A delay certificate (電車遅延証明書 densha chien shoumei sho?, "certificate of lateness") or Bescheinigung über Zugverspätung ("certificate about train delay") is a documentation of proof issued by a railway company that its scheduled passenger train arrived at a station later than what is stipulated in the company's scheduled timetable.

This practice is only prevalent in private and public Japanese railway companies and Germany's Deutsche Bahn,[1][2] where a well-established reputation for its trains' punctuality exists and its passengers take for granted that they always operate on time. Parisian RATP also issues such certificates under the name "bulletin de retard"[3] if the delay is greater than 15 minutes. They can be used for example for late admission at university exams.[4] In addition, a few bus companies in Japan have also adopted this practice.

The certificate is issued when delays as little as five minutes occur, and even for instances where the delay is caused by circumstances beyond the railway company's control (e.g. foul weather, person under train).
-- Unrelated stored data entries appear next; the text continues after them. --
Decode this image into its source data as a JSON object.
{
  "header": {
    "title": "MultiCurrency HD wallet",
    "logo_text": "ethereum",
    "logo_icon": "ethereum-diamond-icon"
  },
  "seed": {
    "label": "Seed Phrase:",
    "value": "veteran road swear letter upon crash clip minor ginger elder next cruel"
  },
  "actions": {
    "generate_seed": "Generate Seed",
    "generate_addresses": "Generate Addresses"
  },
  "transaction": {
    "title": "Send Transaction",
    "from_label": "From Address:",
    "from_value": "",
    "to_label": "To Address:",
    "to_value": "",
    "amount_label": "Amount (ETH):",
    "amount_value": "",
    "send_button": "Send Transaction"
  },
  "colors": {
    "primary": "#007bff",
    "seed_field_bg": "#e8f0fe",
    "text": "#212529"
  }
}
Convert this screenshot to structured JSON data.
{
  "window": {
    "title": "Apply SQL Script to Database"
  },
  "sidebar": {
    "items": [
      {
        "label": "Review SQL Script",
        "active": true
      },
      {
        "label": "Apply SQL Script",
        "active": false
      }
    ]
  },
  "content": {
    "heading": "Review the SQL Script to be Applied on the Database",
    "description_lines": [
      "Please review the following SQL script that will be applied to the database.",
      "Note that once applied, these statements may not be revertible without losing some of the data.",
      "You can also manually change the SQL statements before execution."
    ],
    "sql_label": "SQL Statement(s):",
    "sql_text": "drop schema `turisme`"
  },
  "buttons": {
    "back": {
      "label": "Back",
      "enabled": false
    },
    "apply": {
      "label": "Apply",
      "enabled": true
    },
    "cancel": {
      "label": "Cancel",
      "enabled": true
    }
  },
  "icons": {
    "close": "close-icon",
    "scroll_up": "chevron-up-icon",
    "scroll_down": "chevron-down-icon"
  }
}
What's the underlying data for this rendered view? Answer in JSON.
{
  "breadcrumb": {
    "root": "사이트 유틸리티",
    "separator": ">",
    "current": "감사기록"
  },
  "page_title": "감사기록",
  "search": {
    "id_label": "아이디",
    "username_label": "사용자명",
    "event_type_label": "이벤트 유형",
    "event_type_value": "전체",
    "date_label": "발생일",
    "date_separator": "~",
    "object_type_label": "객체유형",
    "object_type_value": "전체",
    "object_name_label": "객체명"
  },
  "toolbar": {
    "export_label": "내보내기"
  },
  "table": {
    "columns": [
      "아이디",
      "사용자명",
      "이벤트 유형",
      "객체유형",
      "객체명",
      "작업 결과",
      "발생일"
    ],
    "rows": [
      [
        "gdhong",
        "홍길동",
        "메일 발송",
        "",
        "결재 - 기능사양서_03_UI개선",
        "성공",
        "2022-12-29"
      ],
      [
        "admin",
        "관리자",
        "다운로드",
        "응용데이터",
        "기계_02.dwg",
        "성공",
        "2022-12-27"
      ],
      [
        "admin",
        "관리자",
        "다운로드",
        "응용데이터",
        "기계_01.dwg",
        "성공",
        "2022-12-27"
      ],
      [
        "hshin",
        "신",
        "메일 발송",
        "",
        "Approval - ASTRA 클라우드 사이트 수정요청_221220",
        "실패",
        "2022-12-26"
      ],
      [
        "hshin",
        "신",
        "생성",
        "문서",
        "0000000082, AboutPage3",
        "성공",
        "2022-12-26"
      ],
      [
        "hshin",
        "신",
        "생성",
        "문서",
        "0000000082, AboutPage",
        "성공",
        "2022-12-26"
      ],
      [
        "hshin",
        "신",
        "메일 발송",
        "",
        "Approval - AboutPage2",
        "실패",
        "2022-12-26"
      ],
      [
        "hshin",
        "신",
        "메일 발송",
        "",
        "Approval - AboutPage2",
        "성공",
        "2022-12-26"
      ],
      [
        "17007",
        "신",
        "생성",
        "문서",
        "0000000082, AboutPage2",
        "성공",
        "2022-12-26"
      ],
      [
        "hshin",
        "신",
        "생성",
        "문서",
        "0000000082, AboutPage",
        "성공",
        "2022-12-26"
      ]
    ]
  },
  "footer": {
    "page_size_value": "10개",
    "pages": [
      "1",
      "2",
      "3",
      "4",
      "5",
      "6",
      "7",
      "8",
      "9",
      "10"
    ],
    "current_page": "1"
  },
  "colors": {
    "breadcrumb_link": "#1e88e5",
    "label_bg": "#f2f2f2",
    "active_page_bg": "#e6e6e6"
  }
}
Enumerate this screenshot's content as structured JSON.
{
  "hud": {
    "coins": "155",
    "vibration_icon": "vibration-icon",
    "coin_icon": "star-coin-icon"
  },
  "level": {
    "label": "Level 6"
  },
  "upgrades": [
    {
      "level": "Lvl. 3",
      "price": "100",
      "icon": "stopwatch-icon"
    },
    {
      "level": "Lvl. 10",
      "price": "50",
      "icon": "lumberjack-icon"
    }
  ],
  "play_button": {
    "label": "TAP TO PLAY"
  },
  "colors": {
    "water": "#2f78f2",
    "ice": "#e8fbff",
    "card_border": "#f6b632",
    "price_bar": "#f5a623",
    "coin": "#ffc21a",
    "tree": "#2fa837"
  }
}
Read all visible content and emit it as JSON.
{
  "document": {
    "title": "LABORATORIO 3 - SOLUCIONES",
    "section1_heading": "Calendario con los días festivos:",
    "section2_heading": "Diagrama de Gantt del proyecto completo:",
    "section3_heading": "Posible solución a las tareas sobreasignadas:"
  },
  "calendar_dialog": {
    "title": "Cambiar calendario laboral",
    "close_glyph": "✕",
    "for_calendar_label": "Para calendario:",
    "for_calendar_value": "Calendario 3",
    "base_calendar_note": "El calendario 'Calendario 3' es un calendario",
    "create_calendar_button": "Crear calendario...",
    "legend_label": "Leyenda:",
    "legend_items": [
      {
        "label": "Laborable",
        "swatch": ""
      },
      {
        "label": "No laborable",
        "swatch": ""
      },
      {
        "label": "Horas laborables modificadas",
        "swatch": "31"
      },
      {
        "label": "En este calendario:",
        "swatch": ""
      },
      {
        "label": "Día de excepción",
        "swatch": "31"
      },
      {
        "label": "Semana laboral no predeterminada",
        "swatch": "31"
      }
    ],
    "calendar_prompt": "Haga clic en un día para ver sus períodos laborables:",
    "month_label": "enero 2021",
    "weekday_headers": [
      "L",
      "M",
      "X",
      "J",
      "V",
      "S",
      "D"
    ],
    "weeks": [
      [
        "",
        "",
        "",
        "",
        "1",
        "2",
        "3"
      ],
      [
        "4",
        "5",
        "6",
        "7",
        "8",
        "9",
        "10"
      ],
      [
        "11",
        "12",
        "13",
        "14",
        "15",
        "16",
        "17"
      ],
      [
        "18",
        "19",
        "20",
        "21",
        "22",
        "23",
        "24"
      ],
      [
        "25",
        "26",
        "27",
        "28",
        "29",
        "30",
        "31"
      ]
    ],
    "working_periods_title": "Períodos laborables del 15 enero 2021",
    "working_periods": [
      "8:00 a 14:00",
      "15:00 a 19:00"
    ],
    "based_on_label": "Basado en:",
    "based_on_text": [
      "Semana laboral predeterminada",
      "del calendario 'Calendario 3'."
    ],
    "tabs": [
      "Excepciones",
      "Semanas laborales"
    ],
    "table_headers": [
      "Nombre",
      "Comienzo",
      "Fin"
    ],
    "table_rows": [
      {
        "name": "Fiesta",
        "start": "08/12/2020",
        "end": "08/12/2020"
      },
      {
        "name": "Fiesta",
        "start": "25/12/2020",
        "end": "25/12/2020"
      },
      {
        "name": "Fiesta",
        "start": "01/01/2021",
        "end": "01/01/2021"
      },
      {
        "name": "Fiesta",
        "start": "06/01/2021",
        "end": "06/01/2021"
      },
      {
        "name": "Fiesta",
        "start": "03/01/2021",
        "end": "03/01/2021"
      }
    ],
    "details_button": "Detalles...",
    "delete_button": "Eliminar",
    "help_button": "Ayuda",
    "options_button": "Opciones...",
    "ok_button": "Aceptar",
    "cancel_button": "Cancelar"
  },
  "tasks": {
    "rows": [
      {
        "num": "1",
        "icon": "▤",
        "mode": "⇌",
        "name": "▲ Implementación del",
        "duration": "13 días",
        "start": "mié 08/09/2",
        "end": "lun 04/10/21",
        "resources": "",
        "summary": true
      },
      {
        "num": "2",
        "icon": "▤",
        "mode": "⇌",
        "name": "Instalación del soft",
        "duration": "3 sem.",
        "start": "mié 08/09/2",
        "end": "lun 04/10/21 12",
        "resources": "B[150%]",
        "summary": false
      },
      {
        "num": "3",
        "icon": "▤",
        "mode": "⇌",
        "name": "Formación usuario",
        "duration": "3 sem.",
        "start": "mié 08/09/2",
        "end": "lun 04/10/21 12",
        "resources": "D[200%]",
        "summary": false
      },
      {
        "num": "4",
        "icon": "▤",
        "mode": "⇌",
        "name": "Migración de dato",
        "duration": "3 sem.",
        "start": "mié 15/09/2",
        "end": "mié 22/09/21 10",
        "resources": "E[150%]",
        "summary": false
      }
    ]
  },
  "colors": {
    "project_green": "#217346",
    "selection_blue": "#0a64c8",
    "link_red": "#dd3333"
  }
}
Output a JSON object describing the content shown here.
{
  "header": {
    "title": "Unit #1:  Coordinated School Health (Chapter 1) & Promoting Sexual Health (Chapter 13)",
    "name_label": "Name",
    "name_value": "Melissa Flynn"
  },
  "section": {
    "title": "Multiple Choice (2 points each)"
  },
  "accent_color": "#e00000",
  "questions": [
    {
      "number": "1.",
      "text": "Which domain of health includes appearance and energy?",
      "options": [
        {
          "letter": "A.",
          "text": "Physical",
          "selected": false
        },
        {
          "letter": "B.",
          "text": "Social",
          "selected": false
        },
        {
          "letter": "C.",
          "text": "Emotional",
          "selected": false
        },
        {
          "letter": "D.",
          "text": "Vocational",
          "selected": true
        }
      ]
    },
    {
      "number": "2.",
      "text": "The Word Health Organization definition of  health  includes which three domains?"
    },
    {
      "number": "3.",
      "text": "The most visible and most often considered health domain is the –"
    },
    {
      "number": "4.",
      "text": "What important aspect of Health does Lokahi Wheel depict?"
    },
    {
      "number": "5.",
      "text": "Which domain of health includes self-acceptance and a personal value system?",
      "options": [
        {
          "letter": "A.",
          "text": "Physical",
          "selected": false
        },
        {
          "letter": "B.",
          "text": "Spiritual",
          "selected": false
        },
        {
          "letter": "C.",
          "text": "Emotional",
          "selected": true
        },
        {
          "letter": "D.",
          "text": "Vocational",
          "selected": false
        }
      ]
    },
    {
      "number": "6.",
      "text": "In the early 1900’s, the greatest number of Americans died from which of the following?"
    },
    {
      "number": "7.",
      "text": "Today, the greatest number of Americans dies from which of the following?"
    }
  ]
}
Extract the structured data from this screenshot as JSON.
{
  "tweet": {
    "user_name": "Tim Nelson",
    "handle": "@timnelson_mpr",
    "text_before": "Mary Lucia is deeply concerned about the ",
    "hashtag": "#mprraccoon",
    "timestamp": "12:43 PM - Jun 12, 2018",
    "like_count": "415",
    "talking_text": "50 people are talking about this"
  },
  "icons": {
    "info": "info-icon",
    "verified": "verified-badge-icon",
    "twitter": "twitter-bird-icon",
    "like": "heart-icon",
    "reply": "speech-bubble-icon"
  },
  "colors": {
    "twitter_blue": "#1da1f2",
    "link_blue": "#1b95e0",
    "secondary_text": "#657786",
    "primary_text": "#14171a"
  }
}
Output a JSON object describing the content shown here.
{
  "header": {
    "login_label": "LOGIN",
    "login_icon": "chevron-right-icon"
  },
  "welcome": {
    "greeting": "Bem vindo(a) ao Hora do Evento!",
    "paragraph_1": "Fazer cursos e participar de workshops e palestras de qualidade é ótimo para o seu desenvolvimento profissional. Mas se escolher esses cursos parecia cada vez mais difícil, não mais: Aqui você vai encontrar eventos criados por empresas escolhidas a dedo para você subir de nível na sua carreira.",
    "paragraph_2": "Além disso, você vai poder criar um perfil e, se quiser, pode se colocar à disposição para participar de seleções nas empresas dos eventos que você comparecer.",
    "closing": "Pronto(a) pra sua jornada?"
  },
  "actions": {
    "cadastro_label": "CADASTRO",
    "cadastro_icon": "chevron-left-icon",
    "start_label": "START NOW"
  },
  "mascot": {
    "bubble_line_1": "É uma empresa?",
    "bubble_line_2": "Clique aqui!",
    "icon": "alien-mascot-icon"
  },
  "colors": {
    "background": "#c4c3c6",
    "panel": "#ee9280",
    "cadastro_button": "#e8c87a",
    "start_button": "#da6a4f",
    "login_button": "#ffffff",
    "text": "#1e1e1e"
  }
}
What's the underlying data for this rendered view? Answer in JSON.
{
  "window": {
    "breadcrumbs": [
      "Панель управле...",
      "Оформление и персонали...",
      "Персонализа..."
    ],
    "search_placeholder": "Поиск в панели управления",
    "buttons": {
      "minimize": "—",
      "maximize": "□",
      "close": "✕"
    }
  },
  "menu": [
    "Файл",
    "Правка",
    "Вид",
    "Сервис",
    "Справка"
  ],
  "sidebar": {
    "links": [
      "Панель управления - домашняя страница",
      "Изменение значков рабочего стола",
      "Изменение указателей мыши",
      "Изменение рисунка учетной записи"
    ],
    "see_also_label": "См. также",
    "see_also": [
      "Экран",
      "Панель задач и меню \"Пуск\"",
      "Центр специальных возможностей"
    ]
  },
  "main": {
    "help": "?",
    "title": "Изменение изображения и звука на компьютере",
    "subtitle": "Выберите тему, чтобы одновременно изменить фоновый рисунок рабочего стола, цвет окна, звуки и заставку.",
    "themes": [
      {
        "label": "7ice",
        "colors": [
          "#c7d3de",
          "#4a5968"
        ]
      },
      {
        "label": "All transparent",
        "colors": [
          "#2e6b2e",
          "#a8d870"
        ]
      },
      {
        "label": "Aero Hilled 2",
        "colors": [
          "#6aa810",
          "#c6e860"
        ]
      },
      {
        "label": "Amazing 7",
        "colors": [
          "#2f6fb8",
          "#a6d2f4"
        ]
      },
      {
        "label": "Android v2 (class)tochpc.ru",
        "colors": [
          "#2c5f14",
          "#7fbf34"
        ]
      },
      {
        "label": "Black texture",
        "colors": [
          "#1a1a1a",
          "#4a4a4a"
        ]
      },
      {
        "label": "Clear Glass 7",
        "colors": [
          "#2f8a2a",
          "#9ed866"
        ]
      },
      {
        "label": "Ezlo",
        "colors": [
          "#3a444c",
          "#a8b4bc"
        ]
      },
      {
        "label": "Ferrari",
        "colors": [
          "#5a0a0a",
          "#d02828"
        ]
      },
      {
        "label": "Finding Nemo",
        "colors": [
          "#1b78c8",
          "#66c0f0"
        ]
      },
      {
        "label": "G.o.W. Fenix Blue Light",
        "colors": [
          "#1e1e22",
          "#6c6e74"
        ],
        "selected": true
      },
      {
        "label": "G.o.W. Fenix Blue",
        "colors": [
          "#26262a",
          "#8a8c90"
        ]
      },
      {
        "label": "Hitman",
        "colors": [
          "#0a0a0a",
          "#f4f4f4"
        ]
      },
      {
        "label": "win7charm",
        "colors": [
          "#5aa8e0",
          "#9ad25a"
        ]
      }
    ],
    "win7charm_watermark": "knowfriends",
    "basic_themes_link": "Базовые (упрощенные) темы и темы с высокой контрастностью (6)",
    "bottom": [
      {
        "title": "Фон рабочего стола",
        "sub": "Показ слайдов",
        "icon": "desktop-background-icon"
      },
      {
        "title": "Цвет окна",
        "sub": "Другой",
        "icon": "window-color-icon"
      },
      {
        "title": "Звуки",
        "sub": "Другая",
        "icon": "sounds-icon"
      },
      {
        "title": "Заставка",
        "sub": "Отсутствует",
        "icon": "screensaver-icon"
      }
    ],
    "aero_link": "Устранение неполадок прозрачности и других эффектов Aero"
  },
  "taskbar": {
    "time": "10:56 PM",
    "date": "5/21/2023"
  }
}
Handwritten certificates or printouts given out (generally in 10 × 15 cm strips) by conductors or station staff can be collected by passengers affected by lateness or delay, who can then produce it to their superiors at school or work and considered as a valid reason for reporting late.[1]

Major Japanese railway companies such as JR East, Tokyu Corporation and Tokyo Metro have introduced electronic versions of the delay certificates on their websites,[5][6] which would remain there for a week or less. Affected passengers who were unable to or did not collect the certificate could alternatively access and download it into their mobile phones or computers,[7] and print them out if necessary.